Se non passa più giorno senza che l’oro segni un ennesimo record, cosa ci sarebbe di meglio che emettere una nuova moneta garantita dal metallo giallo? E’ quello che avrà pensato il governatore della Reserve Bank of Zimbabwe, John Mushayavanhu, che nei giorni scorsi ha annunciato l’emissione di ZiG, sigla che sta per “Zim Gold” o “Zimbabwe Gold-backed Currency”. Si tratta di una nuova moneta sostenuta interamente dalle riserve auree. I 16 milioni di abitanti dello stato sudafricano avranno tempo fino a 21 giorni per effettuare la conversione con l’attuale valuta legale, lo Zim dollar Real Time Gross Settlement.

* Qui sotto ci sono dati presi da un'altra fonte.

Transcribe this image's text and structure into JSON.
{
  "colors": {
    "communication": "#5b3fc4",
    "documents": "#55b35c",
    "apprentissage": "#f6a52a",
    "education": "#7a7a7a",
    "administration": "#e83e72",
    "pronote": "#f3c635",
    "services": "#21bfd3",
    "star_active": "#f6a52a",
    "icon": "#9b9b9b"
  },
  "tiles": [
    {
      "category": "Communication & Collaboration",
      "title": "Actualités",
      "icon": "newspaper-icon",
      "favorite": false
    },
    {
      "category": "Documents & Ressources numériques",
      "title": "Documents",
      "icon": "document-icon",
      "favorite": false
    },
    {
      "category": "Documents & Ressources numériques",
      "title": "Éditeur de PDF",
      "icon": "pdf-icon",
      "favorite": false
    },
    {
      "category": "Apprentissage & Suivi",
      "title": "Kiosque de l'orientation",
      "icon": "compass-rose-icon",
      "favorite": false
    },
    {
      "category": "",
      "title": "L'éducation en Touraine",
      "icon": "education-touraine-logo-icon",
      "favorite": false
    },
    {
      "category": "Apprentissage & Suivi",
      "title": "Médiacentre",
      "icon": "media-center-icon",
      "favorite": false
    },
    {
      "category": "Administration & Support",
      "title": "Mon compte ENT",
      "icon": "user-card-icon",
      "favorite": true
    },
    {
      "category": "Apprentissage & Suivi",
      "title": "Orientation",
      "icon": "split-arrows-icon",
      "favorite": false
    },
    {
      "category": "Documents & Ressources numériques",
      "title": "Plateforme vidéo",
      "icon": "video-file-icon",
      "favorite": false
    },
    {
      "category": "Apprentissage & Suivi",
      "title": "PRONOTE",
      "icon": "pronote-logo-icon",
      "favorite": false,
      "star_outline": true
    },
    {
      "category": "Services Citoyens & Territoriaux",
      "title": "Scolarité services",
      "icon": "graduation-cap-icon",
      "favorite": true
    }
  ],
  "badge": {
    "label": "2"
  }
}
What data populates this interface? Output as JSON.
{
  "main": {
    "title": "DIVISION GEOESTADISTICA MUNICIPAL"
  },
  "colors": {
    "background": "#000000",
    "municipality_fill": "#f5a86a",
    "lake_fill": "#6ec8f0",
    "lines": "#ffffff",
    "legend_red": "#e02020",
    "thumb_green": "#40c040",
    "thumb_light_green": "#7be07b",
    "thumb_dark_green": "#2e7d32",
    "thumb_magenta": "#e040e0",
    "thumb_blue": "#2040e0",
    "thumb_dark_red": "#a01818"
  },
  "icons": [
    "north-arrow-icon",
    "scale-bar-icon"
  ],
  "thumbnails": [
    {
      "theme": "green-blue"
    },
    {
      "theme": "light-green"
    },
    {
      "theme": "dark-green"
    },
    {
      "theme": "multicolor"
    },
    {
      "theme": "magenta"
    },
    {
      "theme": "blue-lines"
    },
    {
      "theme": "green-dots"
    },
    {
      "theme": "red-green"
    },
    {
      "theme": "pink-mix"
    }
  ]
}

Moneta garantita da oro in 8 tagli differenti

La moneta legata all’oro sarà offerta in otto tagli da 1 a 200 dollari. Ci saranno anche le monetine in metallo per sopperire alle difficoltà di questi mesi nel restituire i piccoli resti, sempre più spesso rimpiazzati da cioccolatini e caramelle. Ma forse è il caso di capire cosa stia accadendo in questa economia emergente di cui si parla poco in Italia, ma che ha alle spalle una storia pluridecennale a dir poco scioccante.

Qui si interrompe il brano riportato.